The U.S. Equal Employment Opportunity Commission (EEOC) issued a comprehensive report addressing major obstacles hindering equal opportunities for African Americans in the federal work force, in addition to highlighting stakeholder recommendations.  The report is available on EEOC's website at http://www.eeoc.gov/federal/reports/aawg.cfm.

The report is based on in-depth research and widespread consultations with key federal stakeholder groups representing African Americans, as well as other affinity organizations (referred to in the report as "dialogue partners").

The seven obstacles identified in the EEOC African American Workgroup Report:

  • Unconscious biases and perceptions about African Americans still play a significant role in employment decisions in the federal sector.
  • African Americans lack adequate mentoring and networking opportunities for higher-level and management positions.
  • Insufficient training and development assignments perpetuate inequalities in skills and opportunities for African Americans.
  • Narrow recruitment methods negatively impact African Americans.
  • The perception of widespread inequality among African Americans in the federal work force hinders their career advancement.
  • Educational requirements create obstacles for African Americans in the federal work force.
  • EEO regulations and laws are not adequately followed by agencies and are not effectively enforced.

Each of the seven obstacles highlighted in the report contain background information, as well as underlying issues and specific recommendations from the work group's dialogue partners - who independently and repeatedly identified the aforementioned impediments.  The report is being issued to memorialize the obstacles and recommendations of EEOC's dialogue partners.

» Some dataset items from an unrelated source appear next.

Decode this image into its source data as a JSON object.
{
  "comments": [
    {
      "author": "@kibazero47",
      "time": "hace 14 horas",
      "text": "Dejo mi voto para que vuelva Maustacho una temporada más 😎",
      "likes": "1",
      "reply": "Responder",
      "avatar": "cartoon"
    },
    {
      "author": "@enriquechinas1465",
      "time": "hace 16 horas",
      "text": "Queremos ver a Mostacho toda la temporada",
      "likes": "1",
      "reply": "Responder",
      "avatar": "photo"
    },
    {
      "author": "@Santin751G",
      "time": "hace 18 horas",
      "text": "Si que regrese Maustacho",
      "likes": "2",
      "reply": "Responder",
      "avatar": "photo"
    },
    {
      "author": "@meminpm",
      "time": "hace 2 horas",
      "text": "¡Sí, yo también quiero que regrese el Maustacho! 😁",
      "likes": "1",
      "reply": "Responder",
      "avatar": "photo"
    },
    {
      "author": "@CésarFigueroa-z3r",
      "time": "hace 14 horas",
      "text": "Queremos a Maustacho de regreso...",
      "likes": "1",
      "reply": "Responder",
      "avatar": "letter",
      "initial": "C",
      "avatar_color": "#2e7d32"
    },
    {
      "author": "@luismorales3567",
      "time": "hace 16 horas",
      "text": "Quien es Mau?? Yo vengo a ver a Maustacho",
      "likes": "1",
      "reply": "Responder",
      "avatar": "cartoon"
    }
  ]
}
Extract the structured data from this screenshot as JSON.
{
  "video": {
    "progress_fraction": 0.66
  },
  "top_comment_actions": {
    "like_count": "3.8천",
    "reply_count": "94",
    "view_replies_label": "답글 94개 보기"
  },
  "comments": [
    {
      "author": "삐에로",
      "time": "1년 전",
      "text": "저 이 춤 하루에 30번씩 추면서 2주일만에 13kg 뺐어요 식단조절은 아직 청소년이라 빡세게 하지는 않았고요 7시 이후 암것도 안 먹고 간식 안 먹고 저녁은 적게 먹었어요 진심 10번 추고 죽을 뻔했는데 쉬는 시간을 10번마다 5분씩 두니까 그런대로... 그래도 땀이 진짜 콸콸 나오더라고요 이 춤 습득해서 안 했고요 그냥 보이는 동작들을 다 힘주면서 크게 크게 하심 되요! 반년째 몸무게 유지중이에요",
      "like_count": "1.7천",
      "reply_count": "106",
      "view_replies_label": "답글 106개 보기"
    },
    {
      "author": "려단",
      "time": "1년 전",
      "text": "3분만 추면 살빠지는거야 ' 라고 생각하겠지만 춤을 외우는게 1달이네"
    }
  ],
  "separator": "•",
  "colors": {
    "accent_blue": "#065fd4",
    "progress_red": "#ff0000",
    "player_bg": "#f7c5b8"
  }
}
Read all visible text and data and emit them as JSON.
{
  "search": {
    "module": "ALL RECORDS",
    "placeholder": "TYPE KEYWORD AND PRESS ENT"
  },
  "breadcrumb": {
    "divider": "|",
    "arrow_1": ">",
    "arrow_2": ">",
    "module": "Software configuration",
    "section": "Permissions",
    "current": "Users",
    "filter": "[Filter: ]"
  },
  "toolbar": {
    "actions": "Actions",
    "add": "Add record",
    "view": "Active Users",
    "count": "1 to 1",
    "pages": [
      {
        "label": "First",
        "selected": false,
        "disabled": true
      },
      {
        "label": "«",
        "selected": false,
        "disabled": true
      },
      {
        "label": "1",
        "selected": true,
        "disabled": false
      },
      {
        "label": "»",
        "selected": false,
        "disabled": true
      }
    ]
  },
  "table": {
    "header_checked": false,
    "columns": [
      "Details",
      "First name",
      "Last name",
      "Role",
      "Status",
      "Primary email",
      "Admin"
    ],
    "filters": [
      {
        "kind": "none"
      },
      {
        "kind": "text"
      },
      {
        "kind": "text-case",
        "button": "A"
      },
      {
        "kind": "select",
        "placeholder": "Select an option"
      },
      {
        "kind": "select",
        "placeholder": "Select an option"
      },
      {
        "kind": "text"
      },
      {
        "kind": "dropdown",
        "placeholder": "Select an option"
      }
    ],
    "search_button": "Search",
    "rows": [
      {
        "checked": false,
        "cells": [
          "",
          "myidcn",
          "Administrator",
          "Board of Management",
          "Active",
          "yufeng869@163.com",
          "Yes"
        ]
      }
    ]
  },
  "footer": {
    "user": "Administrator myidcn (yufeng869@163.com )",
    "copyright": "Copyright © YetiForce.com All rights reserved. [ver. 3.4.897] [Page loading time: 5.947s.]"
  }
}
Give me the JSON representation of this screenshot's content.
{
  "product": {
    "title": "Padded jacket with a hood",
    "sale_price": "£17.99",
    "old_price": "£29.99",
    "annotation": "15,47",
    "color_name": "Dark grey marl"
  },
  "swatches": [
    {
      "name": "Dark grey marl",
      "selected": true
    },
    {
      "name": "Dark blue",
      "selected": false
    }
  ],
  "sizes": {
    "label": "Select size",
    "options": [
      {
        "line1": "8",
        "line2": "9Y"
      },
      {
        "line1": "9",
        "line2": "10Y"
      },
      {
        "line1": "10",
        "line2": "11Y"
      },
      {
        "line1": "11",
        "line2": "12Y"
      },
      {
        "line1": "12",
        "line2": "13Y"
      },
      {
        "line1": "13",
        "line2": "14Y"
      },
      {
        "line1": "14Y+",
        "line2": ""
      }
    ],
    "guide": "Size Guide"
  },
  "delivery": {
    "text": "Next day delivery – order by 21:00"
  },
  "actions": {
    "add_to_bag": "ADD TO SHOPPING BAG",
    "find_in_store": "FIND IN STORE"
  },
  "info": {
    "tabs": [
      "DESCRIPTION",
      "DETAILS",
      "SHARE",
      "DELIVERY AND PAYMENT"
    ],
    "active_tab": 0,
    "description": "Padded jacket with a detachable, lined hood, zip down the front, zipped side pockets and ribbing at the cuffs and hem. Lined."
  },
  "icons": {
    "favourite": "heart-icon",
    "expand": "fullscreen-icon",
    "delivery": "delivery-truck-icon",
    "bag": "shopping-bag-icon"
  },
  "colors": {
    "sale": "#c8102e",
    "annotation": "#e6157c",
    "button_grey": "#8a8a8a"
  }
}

EEOC's dialogue partners in the report included:

  • Blacks in Government (BIG)
  • African American Federal Executives Association (AAFEA)
  • Federally Employed Women (FEW)
  • Federal EEO Directors and Federal Special Emphasis Program Managers
  • The Equal Justice Society
  • The Women's Bar Association of the District of Columbia
  • Workplace Flexibility 2010
  • The Equal Rights Center

The work group also received valuable input from academic expert Dr. Paula Caplan of the W.E.B. Dubois Institute at Harvard University.